For ironman training the emphasis was on biking rather than running because that’s where I could make the most gains. Of course I did run, but I’m afraid it was all about endurance so I didn’t do much quality work. For my third one, I probably should have done more quality work… but didn’t. For my long runs, I practiced the run/walk strategy I like to use, so in long training runs I never ran much further than for 10 mins before having one minute walking break. (I have considered using run/walk in a stand alone marathon but have shelved that idea for Brighton.)
I even dabbled with speed sessions on the grass track at the club in the autumn but it only took three sessions for my knees to give up on me and keep me from running for two weeks. I knew I shouldn’t try to run round a track! It was wonderful, though, to join in with the session rather than stand at the side of the track and coach it.
So once the knees were better I concentrated on just running consistently three or four times a week, including one longer run (usually no more than 10 or 11 miles) and some sort of weekly tempo run – usually a cross country race if there was one on. I was quite pleased with my Gosport half marathon time in November – 1.56 – but even though I kept it easy and then just felt good so ran the last three miles a bit harder, I was knackered for two weeks afterwards. It was a long way off my PB but to be honest I was thrilled to get so far under 2 hours.

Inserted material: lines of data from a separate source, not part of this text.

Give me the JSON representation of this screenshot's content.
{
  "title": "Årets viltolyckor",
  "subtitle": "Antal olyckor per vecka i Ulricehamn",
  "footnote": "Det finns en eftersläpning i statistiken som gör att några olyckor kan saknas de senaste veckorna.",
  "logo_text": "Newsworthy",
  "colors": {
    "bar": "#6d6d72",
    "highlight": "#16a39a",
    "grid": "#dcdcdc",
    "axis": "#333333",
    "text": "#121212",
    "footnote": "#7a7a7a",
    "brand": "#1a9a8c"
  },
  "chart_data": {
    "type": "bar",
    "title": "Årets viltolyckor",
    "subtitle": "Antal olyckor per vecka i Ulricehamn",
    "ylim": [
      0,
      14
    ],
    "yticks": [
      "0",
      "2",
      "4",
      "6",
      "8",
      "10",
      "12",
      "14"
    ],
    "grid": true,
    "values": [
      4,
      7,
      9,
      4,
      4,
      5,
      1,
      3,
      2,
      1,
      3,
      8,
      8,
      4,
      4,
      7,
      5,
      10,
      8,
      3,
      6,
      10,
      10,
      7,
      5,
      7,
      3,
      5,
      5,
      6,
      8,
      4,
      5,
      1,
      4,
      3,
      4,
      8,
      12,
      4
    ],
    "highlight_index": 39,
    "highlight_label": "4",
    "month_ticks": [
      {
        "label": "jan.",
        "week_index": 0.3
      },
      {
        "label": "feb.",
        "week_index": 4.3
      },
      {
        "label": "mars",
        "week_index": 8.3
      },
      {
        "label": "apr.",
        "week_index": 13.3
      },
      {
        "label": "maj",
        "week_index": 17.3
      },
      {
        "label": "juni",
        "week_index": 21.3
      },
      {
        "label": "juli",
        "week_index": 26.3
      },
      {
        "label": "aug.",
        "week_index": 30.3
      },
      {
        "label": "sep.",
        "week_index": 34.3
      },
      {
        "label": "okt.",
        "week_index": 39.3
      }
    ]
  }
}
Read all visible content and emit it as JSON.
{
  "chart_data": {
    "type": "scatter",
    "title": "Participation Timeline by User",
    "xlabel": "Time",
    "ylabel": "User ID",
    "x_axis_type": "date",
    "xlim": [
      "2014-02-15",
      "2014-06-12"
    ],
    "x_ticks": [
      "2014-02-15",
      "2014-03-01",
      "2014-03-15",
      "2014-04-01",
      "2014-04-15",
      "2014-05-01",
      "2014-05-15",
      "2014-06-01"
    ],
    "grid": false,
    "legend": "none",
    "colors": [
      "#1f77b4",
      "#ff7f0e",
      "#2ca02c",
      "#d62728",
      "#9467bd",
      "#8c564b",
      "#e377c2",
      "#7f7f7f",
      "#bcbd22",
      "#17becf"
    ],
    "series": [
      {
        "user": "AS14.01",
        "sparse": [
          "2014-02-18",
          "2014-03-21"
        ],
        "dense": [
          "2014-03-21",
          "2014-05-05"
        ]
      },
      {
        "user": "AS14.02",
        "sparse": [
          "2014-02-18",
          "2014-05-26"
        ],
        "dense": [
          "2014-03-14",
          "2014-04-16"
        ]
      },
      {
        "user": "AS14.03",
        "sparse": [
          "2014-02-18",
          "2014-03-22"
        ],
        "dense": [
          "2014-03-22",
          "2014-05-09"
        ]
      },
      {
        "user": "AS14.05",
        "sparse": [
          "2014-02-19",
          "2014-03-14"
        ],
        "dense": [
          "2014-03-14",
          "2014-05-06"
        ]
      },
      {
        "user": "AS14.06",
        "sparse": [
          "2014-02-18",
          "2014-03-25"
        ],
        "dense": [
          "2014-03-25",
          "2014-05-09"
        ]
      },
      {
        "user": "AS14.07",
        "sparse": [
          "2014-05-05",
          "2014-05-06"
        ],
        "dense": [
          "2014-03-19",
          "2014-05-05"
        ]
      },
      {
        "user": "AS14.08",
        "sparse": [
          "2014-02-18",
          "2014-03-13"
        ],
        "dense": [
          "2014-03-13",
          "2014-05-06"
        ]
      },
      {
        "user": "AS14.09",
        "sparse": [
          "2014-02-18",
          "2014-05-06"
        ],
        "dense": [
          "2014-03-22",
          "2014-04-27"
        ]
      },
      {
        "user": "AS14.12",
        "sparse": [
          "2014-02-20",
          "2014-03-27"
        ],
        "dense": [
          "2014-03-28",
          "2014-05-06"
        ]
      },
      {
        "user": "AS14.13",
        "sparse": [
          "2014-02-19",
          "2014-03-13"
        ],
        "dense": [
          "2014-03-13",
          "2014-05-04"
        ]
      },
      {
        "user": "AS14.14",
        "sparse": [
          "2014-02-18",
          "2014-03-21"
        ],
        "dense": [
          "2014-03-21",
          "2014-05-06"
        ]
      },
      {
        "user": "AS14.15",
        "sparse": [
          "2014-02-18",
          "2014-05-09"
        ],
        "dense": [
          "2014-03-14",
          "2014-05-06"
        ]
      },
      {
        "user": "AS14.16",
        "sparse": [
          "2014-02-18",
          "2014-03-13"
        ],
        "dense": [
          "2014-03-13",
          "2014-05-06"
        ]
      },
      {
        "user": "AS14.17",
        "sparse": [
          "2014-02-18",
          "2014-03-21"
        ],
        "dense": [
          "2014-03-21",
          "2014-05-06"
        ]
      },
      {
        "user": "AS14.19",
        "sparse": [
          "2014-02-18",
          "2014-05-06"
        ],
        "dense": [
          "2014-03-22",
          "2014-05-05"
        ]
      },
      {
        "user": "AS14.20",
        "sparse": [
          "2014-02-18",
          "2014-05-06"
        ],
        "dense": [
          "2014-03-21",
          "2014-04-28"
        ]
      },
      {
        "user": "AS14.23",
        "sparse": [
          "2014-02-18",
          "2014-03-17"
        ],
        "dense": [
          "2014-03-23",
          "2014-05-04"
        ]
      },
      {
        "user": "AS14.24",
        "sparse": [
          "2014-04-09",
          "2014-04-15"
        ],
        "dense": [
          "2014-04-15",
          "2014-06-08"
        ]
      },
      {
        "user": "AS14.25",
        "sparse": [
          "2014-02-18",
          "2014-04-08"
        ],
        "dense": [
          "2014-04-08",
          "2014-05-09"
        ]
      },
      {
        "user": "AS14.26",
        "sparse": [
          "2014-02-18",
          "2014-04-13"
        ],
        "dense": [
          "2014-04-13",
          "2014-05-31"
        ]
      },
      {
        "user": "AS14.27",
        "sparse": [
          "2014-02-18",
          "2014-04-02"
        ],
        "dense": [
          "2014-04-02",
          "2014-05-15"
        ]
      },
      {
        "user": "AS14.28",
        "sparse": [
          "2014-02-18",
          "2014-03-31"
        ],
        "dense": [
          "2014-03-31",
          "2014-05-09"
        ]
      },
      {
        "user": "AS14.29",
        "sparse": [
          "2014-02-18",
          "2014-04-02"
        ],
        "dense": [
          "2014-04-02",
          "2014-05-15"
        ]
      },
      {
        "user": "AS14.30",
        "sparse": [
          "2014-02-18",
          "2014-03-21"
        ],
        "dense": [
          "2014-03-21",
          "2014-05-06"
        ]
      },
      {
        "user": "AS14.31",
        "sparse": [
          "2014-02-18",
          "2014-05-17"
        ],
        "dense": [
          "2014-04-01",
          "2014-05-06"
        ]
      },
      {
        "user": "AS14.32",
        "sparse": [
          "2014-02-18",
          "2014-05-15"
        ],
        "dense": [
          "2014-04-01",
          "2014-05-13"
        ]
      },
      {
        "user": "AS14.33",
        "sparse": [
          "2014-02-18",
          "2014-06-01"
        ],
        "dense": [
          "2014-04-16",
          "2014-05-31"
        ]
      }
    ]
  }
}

So now it’s full blown marathon training. I’m really enjoying it. Now that I’ve got into some sort of a routine and have ticked off a few longer runs – 14 miles last week, 15 tomorrow – I’m beginning to feel the positive effects kicking in. A cross country race last weekend and a sea swim the next day found me feeling energetic and powerful rather than exhausted and energy-less. Hooray! And the best thing of all is the wonderful feeling of satisfaction when you’ve finished a long run, both literally the minute you finish and later on that day when you can feel smug and satisfied… and can eat masses.
I’ve signed up to Marathon Talk’s Jantastic motivation programme which has me committed to four runs a week. Many people would say that isn’t enough but I know my knees will complain if I do any more than four and as it is I’m having to be careful about what surfaces I run on, making sure I have a rest day between runs etc. It’s not ideal, but it’s the way it’s going to have to be. I’m just going to have to make the runs I do manage count. I’ve had some success in the past with the FIRST programme ie 3 runs a week plus two cross training sessions, so as long as I get my pacing right on the day I shooooouuuld be ok.
On top of the runs I’m doing three swims a week, including one hard session and a sea swim, a pilates class and at least one other core/strength session per week. I’m looking forward to seeing how my body holds up to the training over the next four months now that I’ve been doing pilates and strength work for almost five years. I’m hoping it means I’m biomechanically more sound and a bit more injury-proof, despite the fact that I’m now a V50. We’ll see.
Marathon goal? Sub 4 hours. 3:59.59 will do nicely.